To get to the camp, young Hungarians rode through the forest on the Pioneer Railway, staffed by children, some as young as 10.
The railway’s journey through the leafy Buda hills is a pleasure.
Today, there are two ways to get up to the 70-year-old railway.
The first is to take the 56 or 61 trams from Széll Kálmán or Móricz Zsigmond körtér to the end of the line in Hűvösvölgy, the other is to get off the same tram at Városmajor and take the cogwheel railway (line 60) to Széchenyi-hegy.
The good news is all routes are scenic, but taking the tram to the end of the line is highly recommended.
The route up to Hűvösvölgy winds through the leafy green valley past villas, dilapidated grandeur, and pastel green waiting rooms carved out of wood that would also fit in a Wes Anderson film (if it weren’t for the graffiti).
At the final stop, the turreted stairway leads up to the Children’s Railway.
The station at Hűvösvölgy still maintains its retro nostalgic glory. Social realism blends in with the vintage photos and bilingual signs in Hungarian and Russian.
Tickets, costing a few hundred forints (typically about $2-3), can be bought from the window from one of the children — who usually take the job so seriously it’s easy to forget you’re being served by a 14 year old.
If there’s time to kill before the train, the station’s small museum has communist relics from Pioneer Days, such as old uniforms and a huge ticket machine made out cast iron, along with cute interactive games to keep kids (the passengers, not the workers) entertained.
As the next train comes in, a childish voice echoes across the tannoy in Hungarian following the same jingle that can be heard in every rail station across Hungary.
Children work as guards and ticket vendors, among other jobs.
The train we board predates the usual red and white ones. Instead we haul ourselves up a royal blue locomotive decked out with wood benches under net luggage carriers, a wrought iron stove and pull-down windows.
Hurrying to catch it before departing, we get into the first carriage (annoyed to find we could have traveled first class in the next carriage with plush green velvet seats).
The train pulls out the station, as children in a navy blue uniform with red caps salute. Once we leave the platform behind, they relax back into more natural childlike poses.

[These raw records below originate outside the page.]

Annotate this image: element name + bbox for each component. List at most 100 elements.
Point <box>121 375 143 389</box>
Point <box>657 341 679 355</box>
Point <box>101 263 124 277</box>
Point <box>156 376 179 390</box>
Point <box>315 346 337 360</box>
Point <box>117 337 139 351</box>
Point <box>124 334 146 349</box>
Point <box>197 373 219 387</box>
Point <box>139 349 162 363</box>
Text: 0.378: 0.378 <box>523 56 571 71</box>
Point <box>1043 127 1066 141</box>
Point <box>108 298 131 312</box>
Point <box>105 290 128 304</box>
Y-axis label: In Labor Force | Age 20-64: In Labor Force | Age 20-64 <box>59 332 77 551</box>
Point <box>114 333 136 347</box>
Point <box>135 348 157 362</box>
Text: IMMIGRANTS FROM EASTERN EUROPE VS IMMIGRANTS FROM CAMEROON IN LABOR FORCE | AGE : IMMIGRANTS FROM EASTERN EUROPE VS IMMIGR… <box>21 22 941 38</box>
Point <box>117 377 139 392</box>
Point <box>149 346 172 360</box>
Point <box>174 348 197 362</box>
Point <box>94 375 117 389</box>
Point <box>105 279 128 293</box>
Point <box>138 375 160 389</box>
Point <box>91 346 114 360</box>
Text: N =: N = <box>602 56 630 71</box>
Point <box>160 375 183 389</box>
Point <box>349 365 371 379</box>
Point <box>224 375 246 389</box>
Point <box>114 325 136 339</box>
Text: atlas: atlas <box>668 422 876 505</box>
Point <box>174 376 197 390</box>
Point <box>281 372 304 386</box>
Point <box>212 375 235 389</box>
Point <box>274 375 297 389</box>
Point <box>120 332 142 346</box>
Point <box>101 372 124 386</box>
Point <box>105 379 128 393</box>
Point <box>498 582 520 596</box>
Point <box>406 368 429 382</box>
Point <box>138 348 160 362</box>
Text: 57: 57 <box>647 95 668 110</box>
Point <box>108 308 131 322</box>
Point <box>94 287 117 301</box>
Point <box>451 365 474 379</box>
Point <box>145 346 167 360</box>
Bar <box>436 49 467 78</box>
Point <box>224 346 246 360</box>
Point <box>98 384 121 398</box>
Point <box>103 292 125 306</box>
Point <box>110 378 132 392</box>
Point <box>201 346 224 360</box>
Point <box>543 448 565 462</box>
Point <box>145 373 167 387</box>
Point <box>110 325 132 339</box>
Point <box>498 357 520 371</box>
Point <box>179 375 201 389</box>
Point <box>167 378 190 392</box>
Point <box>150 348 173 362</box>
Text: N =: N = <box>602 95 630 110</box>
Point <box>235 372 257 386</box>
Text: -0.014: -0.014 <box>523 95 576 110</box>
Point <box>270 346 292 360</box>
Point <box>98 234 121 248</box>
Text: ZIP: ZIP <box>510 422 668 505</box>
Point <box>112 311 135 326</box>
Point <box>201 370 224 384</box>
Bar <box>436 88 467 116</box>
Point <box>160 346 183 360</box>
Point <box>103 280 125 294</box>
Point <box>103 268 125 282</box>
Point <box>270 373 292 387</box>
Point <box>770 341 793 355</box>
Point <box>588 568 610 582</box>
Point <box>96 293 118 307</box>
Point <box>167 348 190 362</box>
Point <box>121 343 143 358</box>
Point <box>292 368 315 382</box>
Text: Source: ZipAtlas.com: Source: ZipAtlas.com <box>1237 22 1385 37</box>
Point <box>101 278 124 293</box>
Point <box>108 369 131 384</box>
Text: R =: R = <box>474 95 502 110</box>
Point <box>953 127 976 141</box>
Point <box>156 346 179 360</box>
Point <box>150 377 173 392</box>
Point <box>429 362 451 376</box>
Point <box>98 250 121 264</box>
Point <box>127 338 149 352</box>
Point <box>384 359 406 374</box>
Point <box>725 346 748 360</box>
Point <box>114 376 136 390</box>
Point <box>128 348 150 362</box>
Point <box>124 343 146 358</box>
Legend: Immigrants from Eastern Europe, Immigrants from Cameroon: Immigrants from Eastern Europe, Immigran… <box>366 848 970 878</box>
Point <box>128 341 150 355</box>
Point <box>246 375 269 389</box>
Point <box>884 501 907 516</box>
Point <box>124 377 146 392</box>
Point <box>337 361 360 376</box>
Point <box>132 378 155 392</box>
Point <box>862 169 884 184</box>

Our ticket inspector, decked out in full navy attire, keeps up his adult role. He punches our tickets before sitting down, keeping perfectly straight and crosses his hands over his lap as he gazes out the window over the valley.
Saluting with pride
The kids salute the trains as they go past.
Sometimes childishness slips out when the children call out to each other from the window of the carriage after signaling and saluting.
“I’m damn hot,” one child says to the other, pulling at his cotton white shirt trying to fan himself as he rushes past the train with a yellow flag in hand.
At the next station a girl gets irate when one of the boys tramples all over the hat she dropped in the dust. Yet, whenever a train pulls in or out, they stand up straight and salute with pride.
Only the top students are considered for the railway, and those selected also take a training course and must pass railway worker exams.
For a year, the railway children go on duty every two weeks, getting excused from school on workdays, but only on the condition their grades don’t slip.
The train chuffs along for 11 kilometers through the woods and over the hills and takes between 40 to 50 minutes.
The train connects with a cogwheel railway that runs back down the slopes.
Passengers can get off along the way for hikes through the woods, or up to the Elizabeth Lookout — Budapest’s highest point — or ride the whole way from one station to the other.
Even without the novelty of the children and the railway’s retro charm, the ride through the hills is worth the trek to a side of the city where it’s easy to forget you’re within the boundaries of a European capital.
Those ending at the Széchenyi-hegy can ride the cogwheel railway down the hill, which will plunge through the woody villa clad Svábhegy back into town, looping back to the start.